As the name of this compilation suggests what we have here is a collection of some of the great jazz numbers. However, this is none of your lounge jazz, Rat Pack sing-along junk, this is intelligent, boundary breaking jazz as chosen by world music connoisseur Gilles Peterson and Nu-Jazz pioneers Jazzanova.
Peterson takes the first disc, which puts together a raft of older jazz numbers. Highlights are the multi-instrumental Charles Mingus' "Moves" and Arthur Blythe's "Autumn in New York", as well as the ever reliable John Coltrane's "Equinox".
The second disc is compiled by Jazzanova and provides an overlook of the Nu-Jazz genre that they themselves are a part of. It begins with the founding fathers of Nu-Jazz, 4 Hero, who melded modern soul and jazz together so iconoclastically on their "Two Pages" album in 1998. Their "Spirits in Transit" track - from that album - still sounds fresh today.
However, the highlight of this disc is Two Banks of Four's "One Day", an spiralling trumpet led free jazz epic that draws more heavily on traditional jazz roots than most of the other tracks here.
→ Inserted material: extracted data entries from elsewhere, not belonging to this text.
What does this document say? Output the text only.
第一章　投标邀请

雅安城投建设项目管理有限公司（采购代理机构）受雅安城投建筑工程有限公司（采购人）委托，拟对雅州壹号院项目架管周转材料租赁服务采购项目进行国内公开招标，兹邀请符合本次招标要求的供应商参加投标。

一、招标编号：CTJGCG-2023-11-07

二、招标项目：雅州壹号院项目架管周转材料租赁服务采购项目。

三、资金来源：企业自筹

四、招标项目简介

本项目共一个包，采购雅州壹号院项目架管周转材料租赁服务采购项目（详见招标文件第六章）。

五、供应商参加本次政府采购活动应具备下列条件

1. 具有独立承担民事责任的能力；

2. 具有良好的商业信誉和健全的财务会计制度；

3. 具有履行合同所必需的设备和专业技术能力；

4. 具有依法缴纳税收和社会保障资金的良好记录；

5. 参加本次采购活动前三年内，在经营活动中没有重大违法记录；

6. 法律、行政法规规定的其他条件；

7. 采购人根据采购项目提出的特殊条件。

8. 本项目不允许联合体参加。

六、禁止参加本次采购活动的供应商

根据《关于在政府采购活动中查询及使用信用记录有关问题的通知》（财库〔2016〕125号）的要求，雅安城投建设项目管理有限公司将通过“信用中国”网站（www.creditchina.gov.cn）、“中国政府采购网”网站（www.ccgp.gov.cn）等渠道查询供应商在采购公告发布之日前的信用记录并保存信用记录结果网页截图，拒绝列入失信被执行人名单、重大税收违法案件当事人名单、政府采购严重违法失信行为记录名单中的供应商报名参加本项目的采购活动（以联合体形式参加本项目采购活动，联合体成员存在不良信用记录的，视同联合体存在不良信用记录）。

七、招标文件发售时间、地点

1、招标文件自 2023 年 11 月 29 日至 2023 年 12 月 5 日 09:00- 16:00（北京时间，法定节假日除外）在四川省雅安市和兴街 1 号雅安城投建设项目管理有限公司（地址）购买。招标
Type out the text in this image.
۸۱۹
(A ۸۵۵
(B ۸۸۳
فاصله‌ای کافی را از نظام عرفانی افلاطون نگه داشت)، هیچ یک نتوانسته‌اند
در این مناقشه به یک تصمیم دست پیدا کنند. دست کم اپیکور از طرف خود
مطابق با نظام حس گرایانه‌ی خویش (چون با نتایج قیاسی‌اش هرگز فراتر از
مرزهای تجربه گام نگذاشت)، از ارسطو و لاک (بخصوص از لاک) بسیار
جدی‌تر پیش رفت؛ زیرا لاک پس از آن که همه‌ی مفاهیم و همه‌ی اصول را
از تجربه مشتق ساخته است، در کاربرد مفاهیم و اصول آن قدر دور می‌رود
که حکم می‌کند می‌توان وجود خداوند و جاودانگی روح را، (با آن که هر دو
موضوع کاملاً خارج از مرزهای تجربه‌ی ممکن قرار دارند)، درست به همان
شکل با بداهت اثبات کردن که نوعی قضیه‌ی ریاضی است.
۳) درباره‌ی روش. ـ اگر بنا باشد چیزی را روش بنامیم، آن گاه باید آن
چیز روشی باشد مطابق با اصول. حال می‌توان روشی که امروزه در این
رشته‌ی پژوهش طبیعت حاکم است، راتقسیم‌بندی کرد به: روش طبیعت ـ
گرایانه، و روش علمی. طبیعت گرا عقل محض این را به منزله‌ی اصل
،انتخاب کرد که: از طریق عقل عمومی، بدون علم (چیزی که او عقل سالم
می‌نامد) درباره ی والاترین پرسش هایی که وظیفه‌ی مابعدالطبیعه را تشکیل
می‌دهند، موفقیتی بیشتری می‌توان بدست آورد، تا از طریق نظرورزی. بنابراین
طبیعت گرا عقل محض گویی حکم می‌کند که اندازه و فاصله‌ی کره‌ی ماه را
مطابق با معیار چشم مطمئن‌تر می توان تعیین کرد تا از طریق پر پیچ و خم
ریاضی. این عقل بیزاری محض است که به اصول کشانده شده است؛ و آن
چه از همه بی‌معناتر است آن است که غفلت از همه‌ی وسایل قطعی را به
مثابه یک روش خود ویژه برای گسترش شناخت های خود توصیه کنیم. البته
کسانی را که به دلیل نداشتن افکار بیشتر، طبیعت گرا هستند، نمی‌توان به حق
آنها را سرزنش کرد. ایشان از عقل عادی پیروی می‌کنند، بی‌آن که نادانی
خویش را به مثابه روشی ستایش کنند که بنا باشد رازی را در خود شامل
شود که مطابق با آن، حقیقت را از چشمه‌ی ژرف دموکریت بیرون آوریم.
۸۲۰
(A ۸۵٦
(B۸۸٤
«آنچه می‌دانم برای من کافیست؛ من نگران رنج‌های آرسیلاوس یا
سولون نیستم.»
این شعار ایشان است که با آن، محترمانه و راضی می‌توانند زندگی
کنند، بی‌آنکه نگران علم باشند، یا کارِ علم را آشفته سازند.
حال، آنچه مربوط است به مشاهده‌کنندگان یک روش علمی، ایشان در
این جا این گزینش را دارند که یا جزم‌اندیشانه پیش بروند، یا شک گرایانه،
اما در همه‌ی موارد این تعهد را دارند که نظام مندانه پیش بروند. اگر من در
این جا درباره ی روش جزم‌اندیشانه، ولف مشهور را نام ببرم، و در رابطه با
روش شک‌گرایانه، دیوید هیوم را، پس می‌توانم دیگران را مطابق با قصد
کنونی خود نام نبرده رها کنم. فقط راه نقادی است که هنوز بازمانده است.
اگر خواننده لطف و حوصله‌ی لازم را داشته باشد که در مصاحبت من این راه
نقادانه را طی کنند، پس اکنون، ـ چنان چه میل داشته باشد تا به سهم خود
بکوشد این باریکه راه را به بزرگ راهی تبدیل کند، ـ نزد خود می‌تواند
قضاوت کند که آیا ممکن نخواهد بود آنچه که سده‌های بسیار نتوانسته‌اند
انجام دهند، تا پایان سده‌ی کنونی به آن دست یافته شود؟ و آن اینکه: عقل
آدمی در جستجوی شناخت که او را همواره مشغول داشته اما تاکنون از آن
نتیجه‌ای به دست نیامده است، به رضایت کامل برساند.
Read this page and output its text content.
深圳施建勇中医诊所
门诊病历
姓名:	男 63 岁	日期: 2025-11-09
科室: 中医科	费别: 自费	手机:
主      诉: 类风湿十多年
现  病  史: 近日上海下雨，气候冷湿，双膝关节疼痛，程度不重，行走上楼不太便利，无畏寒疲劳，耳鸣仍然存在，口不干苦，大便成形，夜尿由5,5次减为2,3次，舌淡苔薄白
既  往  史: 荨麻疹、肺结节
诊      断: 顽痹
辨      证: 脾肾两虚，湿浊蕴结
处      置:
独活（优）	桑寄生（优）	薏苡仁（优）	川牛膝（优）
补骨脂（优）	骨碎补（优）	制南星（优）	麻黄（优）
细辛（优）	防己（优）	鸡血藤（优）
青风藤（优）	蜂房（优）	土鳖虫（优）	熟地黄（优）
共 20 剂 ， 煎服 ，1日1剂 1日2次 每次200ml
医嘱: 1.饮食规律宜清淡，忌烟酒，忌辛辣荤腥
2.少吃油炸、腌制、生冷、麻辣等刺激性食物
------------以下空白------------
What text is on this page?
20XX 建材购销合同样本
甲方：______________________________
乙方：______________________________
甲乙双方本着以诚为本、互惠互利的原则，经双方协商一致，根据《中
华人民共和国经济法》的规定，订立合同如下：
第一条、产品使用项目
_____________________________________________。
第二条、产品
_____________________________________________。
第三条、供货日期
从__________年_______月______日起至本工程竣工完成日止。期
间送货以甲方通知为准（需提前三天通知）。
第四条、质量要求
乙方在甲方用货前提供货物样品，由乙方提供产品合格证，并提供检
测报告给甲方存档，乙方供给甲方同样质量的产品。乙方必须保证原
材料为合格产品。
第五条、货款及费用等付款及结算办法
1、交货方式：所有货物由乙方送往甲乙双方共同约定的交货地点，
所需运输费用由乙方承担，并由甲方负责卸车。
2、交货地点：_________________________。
Bembe Segue's "Mother of the Future", a more lively, samba infused number, is another high point.
It's all capped off with a track from another defining act of 21st century jazz, Matthew Herbert, and his big band's "Everything's Changed". While his big band material reverts to more standard sounding jazz, it is Herbert's inventiveness and openness to change, experimentation and not simply blurring genres but actively ignoring them, that defines the modern day jazz across this disc.